UTF-8

Unicode is a table of thousands to millions of foreign characters that are not represented by ASCII. Since ASCII can’t represent characters in all languages, Unicode is used to identify these characters.

Unicode uses UTF which stands for 'Unicode Transformation Format'. Each character has a unique number assigned to it to make identifiable to the computer. For an example... The number 65493 is the decimal that translates to: ￕ .

Unicode its self is not a type of representation but a character set. Unicode uses many different encoding schemes/methods called UTF's. One UTF is UTF-8 which uses either 1,2,3 or 4 bytes to represent a character and is flexible. It is also the most popular UTF encoding system used.

UTF-8 is a variable length encoding scheme for Unicode. The larger the number that the character is represented by the more bits that it needs to represent the character. I used an interactive on the computer science field guide to turn a Japanese character in to its number its represented by and what it would be in UTF-8…

As you can see at the beginning of the binary number above it has 3 ones and a 0 before the rest of the binary number. UTF-8 does this so we know it uses three bits of 8 to represent the character, the other two sets of 8 have a '10' before the code so we know that it follows the first set of 8.

If the character only needed two bits of 8 to represent it, it would have only two ones at the beginning and always one 0 and one set of 8 after it with a '10' at the beginning.

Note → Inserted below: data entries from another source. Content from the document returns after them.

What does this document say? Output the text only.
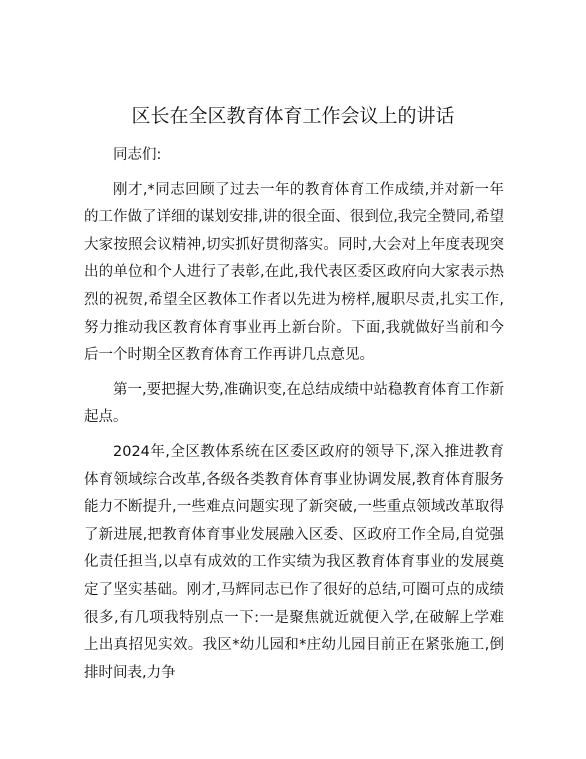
区长在全区教育体育工作会议上的讲话

同志们:

刚才,*同志回顾了过去一年的教育体育工作成绩,并对新一年的工作做了详细的谋划安排,讲的很全面、很到位,我完全赞同,希望大家按照会议精神,切实抓好贯彻落实。同时,大会对上年度表现突出的单位和个人进行了表彰,在此,我代表区委区政府向大家表示热烈的祝贺,希望全区教体工作者以先进为榜样,履职尽责,扎实工作,努力推动我区教育体育事业再上新台阶。下面,我就做好当前和今后一个时期全区教育体育工作再讲几点意见。

第一,要把握大势,准确识变,在总结成绩中站稳教育体育工作新起点。

2024年,全区教体系统在区委区政府的领导下,深入推进教育体育领域综合改革,各级各类教育体育事业协调发展,教育体育服务能力不断提升,一些难点问题实现了新突破,一些重点领域改革取得了新进展,把教育体育事业发展融入区委、区政府工作全局,自觉强化责任担当,以卓有成效的工作实绩为我区教育体育事业的发展奠定了坚实基础。刚才,马辉同志已作了很好的总结,可圈可点的成绩很多,有几项我特别点一下:一是聚焦就近就便入学,在破解上学难上出真招见实效。我区*幼儿园和*庄幼儿园目前正在紧张施工,倒排时间表,力争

For an example the character 㣳 which is a Chinese character, turns in to the number 14579 which is 00111000 11110011 in binary code. Since its 16 bits long it will probably need a three byte pattern, which is three groups of 8 when you add the 1's and 0's needed to use UTF-8. You can use the template below to find out how the symbol is represented, and in this case, it is, 11100011 10100011 10110011 in UTF-8.